Closer to Normal: What they don’t tell you about loss

Maybe we can’t be okay

But maybe we’re tough and we’ll try anyway

We’ll live with what’s real

Let go of what’s passed and maybe I’ll see you at last

-Next to Normal, ‘Maybe’ (listen)

This entry will not touch on mental illness, but I feel Next to Normal’s soundtrack best sums up what it means to piece a life back together again, or not.

If you are lucky and things take their normal course, you will realize your parents are mortal. You will see them age, and you will be made aware of their failing health.

Then you will fight. You will fight because no parent wants to look weak in front of their kids. You will be asked to live normally, but you will suffer, and I mean suffer, the brunt of their frustration.
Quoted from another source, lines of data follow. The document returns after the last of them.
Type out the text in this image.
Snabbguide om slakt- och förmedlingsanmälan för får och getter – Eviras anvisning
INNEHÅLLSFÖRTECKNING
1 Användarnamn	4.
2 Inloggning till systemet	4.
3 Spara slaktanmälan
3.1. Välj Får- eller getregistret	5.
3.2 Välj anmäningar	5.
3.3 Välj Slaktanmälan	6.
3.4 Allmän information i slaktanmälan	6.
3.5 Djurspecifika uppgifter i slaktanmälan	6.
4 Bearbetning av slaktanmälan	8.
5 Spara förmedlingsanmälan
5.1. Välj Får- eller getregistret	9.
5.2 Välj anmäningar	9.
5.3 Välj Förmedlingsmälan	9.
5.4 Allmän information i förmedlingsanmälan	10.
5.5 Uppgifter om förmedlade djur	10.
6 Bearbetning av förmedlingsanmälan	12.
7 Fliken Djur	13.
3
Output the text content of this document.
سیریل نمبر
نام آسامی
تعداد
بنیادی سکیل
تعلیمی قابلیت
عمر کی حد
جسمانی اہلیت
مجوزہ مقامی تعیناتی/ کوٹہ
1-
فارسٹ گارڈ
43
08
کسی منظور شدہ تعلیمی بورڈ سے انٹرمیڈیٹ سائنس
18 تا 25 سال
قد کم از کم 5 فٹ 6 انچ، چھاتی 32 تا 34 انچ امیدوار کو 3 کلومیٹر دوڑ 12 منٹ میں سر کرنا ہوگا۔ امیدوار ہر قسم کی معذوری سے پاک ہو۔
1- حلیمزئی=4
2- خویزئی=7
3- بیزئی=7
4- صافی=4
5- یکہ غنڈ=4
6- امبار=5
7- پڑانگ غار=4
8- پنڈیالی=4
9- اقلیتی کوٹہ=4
You will be parenting someone who used to parent you and it sucks. You will be asked to make decisions for them, and choose between lesser evils so he or she doesn’t turn on him or herself.

If you’re luckier, they will live on and be the doting and annoying parent you’ve always known them to be. If you’re not so lucky, you will have to wish them goodbye and that’s when the real work begins.

The internet trend now is dividing their lives by their teens, twenties, and thirties. I define my life by WM (With Mom) and AM (After Mom).

After Mom, I learned to balance the checking account and be a little more vigilant about the chores I have to do. I learned to actually work with people and not be so caught up in the great talent myth.

I learned that not all families are rock hard foundations. Family becomes more of people you happen to be related to. Their best and worst comes out when you buckle down and really work to keep it together.

Your dreams change. For me, this was the most shocking. When you have very little left to your name, you get a reality check. It’s not about giving up on your dreams, but recognizing which dreams build you and which control you. You may have spent several years saying you wanted to be that rockstar or artist, but if the big break doesn’t come in, you will have to make certain sacrifices and risk not looking back. There are responsibilities bigger than you now, and with limited resources it’s a luxury to choose to love or hate it.

Your friends will change. I’d like to think this becomes less shocking as you grow older, but I can’t exactly say. I had a very difficult time with this, having lost my Mom in my mid-twenties. Where my friends then worried about whether they were in the right job or if that date they had will call back, I was trying to make sense of running a household on my own. You will make new friends, you will find better friends. But yes, you will also lose friends. This will hurt, but this will not be a bad thing in the long run.

These lessons didn’t come easy. I had to crash and lose more than people than I’d like to learn them. It doesn’t get easier, but it becomes less of a struggle when you learn  to let go of the idea of what life and family are supposed to be. Take things as they come, and work your butt off to face the worst that does come along.